Bir sürü insan tanıyarak kenara köşede sıkışmış karanlık boşluklardan kurtulamadığında tuzlu dudaklar kadar aidiyetsiz kalırsın.Ait olmamanın çok bir gerekçesi olmasada tüm sönen sokak lambaları adına konuşursun bazen yazılarında.Ne kadar çok ait olursan o kadar çok uzaklaşırsın kalemin seni susturduğu anlardan.Yeniden yeniden başa dönüp hem kendini anlamak istersin hem kendi kendini sürüklediğin her yeri ve herşeyi.Mutlaka mutluluk ve mutsuzluk hakkında konuştuğun olacak.Bazen söyleyeceklerini hissetmesen bile on iki tane kalem alıp gittiğin her yerde sarı sayfaları teker teker doldurmak endişesiyle çarpacak ellerin.Senin ellerin ki kalbindeki tüm atışları kendi üzerine alınan bireysel davranan ve seni unutan zaman zaman.Çünkü kalemi aldığında ellerine beynini düşünmeden,kalbini avuçlarına yerleştirerek yazacaksın.Boşluklarla ilgili biraz daha fazla cümle kurmaktan uzak duracaksın.Şekillendirmeden ve en çok kaleme ait olmaktan memnun olarak.Bir sanatçı gibi hissederek başladığın her yazma hilesi seni karanlık bir sokakta adını unutmaya çalışan bir karaktere dönüştürecek.Çünkü insanın kendini afilli cümlelerle anlatmaya çalışması kadar samimiyetsiz bir hal olamaz.

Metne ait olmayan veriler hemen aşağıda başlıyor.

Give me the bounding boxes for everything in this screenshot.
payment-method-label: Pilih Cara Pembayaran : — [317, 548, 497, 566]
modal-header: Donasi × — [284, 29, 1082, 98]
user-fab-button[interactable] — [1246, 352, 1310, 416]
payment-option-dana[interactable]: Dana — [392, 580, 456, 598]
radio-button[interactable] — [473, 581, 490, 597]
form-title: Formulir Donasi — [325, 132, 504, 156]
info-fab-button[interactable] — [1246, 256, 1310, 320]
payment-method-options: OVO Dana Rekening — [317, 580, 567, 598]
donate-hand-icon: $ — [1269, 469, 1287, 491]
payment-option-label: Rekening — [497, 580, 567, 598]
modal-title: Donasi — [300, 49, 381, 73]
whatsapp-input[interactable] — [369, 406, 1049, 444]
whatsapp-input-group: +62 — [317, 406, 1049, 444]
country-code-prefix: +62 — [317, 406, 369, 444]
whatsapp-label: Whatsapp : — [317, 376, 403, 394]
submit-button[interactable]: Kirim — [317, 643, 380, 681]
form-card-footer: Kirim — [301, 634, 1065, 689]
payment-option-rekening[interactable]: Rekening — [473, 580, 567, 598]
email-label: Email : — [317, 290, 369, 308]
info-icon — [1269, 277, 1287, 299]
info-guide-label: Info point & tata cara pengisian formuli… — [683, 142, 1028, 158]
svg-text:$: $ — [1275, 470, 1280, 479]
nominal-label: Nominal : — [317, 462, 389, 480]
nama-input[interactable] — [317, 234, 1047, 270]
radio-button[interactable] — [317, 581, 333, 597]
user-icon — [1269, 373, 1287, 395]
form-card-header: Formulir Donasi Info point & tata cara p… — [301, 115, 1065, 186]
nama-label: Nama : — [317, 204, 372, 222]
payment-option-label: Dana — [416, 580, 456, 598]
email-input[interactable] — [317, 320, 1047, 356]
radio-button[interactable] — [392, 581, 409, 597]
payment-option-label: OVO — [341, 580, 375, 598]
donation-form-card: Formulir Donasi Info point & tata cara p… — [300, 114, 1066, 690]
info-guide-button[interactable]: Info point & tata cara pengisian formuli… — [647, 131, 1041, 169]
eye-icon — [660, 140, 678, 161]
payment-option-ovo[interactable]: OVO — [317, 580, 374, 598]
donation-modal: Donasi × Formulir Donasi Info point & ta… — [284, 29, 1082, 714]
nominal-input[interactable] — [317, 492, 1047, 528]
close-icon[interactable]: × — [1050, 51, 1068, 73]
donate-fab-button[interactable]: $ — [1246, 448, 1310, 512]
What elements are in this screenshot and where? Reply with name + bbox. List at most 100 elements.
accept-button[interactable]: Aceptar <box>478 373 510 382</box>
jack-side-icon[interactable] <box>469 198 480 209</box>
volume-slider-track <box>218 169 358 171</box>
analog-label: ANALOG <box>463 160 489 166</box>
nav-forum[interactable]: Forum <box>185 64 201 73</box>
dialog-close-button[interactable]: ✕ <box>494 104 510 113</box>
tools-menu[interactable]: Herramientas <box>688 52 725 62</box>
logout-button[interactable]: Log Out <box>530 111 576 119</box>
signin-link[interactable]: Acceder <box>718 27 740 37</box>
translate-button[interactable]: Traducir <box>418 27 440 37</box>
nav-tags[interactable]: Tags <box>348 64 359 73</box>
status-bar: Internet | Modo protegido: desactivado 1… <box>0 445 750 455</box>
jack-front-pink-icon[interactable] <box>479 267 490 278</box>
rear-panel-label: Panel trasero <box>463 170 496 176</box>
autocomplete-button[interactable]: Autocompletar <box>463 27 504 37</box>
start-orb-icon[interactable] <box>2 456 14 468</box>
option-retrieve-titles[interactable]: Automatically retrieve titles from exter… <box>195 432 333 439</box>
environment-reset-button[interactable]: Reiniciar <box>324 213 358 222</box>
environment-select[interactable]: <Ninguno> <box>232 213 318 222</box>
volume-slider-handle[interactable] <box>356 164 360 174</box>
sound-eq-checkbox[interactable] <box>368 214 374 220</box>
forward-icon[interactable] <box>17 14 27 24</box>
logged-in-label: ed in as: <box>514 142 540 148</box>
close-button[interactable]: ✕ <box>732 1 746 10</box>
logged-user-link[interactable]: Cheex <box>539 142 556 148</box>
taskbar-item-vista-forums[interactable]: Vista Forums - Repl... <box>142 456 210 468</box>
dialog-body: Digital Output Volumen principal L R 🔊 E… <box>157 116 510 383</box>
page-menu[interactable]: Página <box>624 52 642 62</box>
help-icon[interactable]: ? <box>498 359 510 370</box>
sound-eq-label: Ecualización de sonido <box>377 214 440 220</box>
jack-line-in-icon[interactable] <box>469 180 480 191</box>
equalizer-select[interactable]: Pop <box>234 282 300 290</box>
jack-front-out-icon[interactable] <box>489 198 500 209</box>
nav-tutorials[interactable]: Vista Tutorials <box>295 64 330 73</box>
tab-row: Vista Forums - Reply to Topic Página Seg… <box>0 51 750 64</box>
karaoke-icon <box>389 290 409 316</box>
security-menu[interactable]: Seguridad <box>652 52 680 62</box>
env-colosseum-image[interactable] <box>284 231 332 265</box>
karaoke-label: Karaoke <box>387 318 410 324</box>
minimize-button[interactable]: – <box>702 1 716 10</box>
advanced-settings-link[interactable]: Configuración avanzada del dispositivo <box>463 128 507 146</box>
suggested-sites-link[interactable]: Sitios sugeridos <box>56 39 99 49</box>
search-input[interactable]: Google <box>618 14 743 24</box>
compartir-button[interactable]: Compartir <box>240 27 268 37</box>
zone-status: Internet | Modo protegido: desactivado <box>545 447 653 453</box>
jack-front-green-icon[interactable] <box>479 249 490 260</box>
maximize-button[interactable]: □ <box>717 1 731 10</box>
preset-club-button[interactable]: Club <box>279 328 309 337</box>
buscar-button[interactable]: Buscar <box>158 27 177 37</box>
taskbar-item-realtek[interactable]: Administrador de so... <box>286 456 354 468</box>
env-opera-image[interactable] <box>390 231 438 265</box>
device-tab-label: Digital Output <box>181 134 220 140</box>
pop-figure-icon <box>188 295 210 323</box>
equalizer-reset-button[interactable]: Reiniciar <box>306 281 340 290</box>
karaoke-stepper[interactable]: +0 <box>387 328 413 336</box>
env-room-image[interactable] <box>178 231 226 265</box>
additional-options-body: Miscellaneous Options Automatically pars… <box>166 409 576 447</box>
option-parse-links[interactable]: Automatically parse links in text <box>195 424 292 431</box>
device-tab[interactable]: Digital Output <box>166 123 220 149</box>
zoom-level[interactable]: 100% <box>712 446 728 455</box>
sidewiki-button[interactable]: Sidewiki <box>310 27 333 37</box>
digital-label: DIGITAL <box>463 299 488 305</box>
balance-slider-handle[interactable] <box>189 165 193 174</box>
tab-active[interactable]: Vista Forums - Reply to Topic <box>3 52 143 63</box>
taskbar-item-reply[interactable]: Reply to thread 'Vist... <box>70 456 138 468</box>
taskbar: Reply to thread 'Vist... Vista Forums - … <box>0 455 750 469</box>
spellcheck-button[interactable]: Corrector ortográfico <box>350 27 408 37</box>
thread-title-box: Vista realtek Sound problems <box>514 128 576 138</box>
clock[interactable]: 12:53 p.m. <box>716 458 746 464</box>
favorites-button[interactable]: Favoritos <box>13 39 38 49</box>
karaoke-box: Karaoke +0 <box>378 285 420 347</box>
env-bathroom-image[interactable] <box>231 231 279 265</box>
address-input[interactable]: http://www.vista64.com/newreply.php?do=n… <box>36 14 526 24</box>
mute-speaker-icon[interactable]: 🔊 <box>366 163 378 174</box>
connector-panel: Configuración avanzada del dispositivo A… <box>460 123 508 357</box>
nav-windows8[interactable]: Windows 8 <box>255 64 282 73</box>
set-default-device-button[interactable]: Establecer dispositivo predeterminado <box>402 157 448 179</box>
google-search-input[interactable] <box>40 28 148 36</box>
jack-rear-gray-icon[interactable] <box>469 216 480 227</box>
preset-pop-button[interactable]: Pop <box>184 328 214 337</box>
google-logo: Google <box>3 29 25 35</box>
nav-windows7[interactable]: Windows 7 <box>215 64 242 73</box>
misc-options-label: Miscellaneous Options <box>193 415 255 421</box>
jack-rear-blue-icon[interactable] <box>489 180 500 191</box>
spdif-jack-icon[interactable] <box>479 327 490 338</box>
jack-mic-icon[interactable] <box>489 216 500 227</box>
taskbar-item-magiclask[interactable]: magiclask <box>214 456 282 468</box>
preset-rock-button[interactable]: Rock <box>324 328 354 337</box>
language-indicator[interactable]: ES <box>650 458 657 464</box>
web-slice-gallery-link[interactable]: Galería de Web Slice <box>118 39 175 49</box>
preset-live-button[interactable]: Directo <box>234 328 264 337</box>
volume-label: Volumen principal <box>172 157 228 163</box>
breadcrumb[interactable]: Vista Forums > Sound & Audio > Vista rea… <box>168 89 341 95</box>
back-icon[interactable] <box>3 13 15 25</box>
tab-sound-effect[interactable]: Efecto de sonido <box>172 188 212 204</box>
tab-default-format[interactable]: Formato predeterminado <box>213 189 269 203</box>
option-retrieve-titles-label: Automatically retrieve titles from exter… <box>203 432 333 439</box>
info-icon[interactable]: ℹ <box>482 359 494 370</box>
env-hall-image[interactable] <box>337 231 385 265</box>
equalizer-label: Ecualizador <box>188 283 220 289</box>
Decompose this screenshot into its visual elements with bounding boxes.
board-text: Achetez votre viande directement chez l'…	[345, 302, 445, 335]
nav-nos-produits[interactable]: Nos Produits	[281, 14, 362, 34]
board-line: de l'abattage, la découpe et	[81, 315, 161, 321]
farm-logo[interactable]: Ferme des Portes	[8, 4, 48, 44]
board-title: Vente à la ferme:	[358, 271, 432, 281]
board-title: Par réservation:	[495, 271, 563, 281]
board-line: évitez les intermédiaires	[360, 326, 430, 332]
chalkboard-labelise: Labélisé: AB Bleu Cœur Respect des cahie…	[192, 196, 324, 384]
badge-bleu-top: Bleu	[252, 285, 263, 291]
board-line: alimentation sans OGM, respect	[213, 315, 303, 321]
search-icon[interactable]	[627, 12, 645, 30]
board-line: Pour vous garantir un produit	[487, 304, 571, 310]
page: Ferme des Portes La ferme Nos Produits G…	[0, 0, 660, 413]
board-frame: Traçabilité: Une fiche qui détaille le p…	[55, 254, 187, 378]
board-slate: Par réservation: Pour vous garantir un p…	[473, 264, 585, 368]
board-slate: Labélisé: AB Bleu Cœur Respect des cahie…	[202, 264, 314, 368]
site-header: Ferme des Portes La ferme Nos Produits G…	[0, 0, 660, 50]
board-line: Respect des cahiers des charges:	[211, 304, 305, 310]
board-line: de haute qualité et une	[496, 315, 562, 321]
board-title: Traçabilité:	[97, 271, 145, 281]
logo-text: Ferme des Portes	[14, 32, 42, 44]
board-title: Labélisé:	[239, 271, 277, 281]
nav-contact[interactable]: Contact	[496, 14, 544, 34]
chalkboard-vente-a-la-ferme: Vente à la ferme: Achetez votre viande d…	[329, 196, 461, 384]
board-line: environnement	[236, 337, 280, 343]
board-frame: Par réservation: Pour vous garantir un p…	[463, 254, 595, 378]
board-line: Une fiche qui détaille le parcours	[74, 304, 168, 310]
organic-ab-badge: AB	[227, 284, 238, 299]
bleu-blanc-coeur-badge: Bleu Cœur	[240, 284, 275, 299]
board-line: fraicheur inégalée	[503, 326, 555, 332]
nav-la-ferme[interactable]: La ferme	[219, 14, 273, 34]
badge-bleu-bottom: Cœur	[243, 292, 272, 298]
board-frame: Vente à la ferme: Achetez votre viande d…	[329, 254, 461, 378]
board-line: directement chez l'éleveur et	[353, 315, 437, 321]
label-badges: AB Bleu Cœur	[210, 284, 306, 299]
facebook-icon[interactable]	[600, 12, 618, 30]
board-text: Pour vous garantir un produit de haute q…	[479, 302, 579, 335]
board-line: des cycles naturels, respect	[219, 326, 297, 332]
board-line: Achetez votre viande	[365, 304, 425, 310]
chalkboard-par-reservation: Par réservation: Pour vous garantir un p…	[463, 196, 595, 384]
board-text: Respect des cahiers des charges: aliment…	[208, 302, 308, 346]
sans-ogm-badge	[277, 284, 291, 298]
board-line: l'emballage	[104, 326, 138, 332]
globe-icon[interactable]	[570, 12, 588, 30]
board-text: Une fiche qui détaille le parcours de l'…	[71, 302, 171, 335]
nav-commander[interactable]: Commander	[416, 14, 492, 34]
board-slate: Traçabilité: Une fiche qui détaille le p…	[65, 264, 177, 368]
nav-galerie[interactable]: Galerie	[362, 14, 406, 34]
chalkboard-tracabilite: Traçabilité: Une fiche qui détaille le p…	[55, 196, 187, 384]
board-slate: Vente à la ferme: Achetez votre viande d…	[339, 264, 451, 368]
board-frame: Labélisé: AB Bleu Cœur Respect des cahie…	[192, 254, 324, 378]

Unutmakla ilgili yazmak isterdim ben oysa şimdi.Unutmakla ilgili veya terk etmekle -çoraplarınla- koşarak belki.Marjinal hayallerden sıyrıldığında ve tamamen yeşil sevdaları kalbindeki doğallığa kavuşturduğunda açılan bir kapıyla olabilir tüm bunlar.Oysa unutmakla ilgili yazman gerekirse.Ya da hissetmediğin ama hissetmek için çıldırdığın durumlarla ilgili.O zaman yazmak daha anlamlı olabilir.Zaten her ifadeye hakim olarak konuştuğunu ve yazdığını sananlar aptallardır.Deliler yazabilir belki her durumla ilgili -hissetmedikleri için mesela.Delilik daha akışkan ve sürerli bir hissiyatsızlık hali.Bir sürü şeyi yaşayıp hissettikten kendi sınırların içinde anlamlandırdıktan sonra hiç tekrar etmeden ve önemsemeden farklı cümlelerle yeniden yeniden yazmak delilik kadar ulaşılamaz bir durum.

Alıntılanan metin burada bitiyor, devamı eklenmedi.